Une colère maîtrisée mais résolue
Les prises de parole se succèdent, portées par une colère maîtrisée mais résolue. Les responsables syndicaux insistent sur la dignité de la mobilisation et préviennent : ce rassemblement n’est qu’un signal. Derrière la contestation du Mercosur, c’est une dénonciation plus large d’un système jugé intenable : normes toujours plus contraignantes, négociations commerciales opaques, marges captées par les intermédiaires, et agriculteurs exclus des discussions sur les prix.

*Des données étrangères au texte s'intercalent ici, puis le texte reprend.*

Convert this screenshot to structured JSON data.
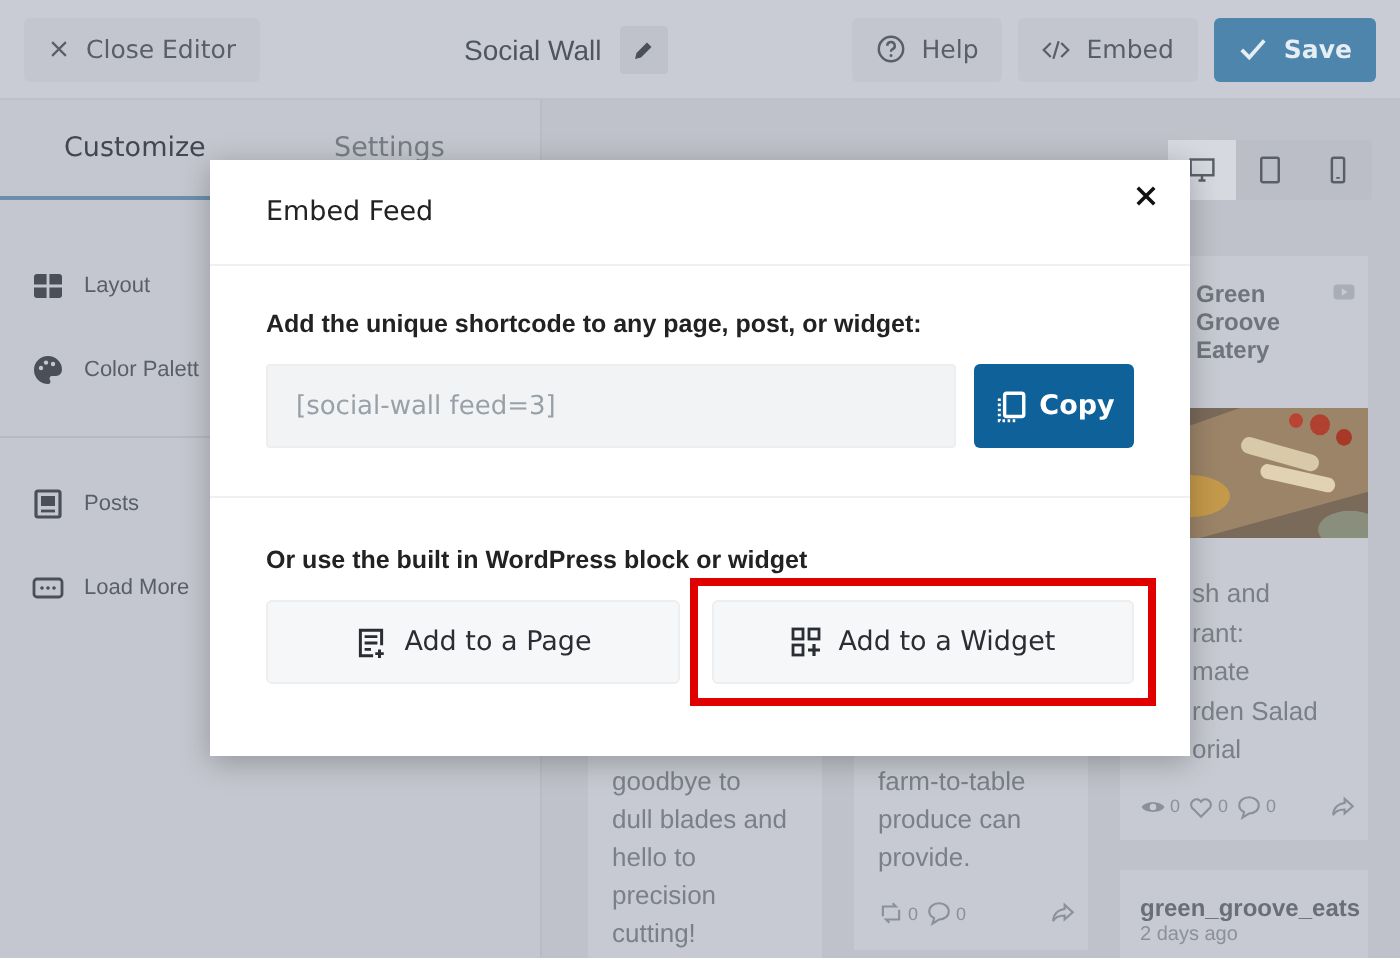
{
  "topbar": {
    "close": "Close Editor",
    "title": "Social Wall",
    "help": "Help",
    "embed": "Embed",
    "save": "Save"
  },
  "sidebar": {
    "tabs": [
      {
        "label": "Customize",
        "selected": true
      },
      {
        "label": "Settings",
        "selected": false
      }
    ],
    "items": [
      {
        "kind": "layout",
        "label": "Layout"
      },
      {
        "kind": "palette",
        "label": "Color Palett"
      },
      {
        "kind": "divider"
      },
      {
        "kind": "posts",
        "label": "Posts"
      },
      {
        "kind": "more",
        "label": "Load More"
      }
    ]
  },
  "preview": {
    "devices": [
      {
        "kind": "desktop",
        "selected": true
      },
      {
        "kind": "tablet",
        "selected": false
      },
      {
        "kind": "phone",
        "selected": false
      }
    ],
    "columns": [
      {
        "cards": [
          {
            "lines": [
              "goodbye to",
              "dull blades and",
              "hello to",
              "precision",
              "cutting!"
            ]
          }
        ]
      },
      {
        "cards": [
          {
            "lines": [
              "farm-to-table",
              "produce can",
              "provide."
            ],
            "stats": [
              {
                "kind": "retweet",
                "count": "0"
              },
              {
                "kind": "comment",
                "count": "0"
              },
              {
                "kind": "share"
              }
            ]
          }
        ]
      },
      {
        "cards": [
          {
            "author": "Green Groove Eatery",
            "picture": true,
            "lines": [
              "sh and",
              "rant:",
              "mate",
              "rden Salad",
              "orial"
            ],
            "stats": [
              {
                "kind": "views",
                "count": "0"
              },
              {
                "kind": "like",
                "count": "0"
              },
              {
                "kind": "comment",
                "count": "0"
              },
              {
                "kind": "share"
              }
            ]
          },
          {
            "handle": "green_groove_eats",
            "time": "2 days ago"
          }
        ]
      }
    ]
  },
  "modal": {
    "title": "Embed Feed",
    "shortcode_label": "Add the unique shortcode to any page, post, or widget:",
    "shortcode": "[social-wall feed=3]",
    "copy": "Copy",
    "block_label": "Or use the built in WordPress block or widget",
    "buttons": [
      {
        "label": "Add to a Page",
        "kind": "page",
        "highlighted": false
      },
      {
        "label": "Add to a Widget",
        "kind": "widget",
        "highlighted": true
      }
    ]
  }
}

Christian Borde Copyright MMH

Un monde agricole en bout de souffle
À Avignon, la manifestation paysanne a fait entendre une alarme claire : celle d’un monde agricole à bout de souffle, refusant d’être la variable d’ajustement des politiques commerciales internationales. Au-delà du rejet du Mercosur, les agriculteurs réclament une reconnaissance concrète de leur rôle stratégique : nourrir la population, entretenir les territoires et garantir une alimentation saine. Une mobilisation qui, à en croire les syndicats, pourrait bien se prolonger dès le début de l’année prochaine si aucune réponse structurelle n’est apportée.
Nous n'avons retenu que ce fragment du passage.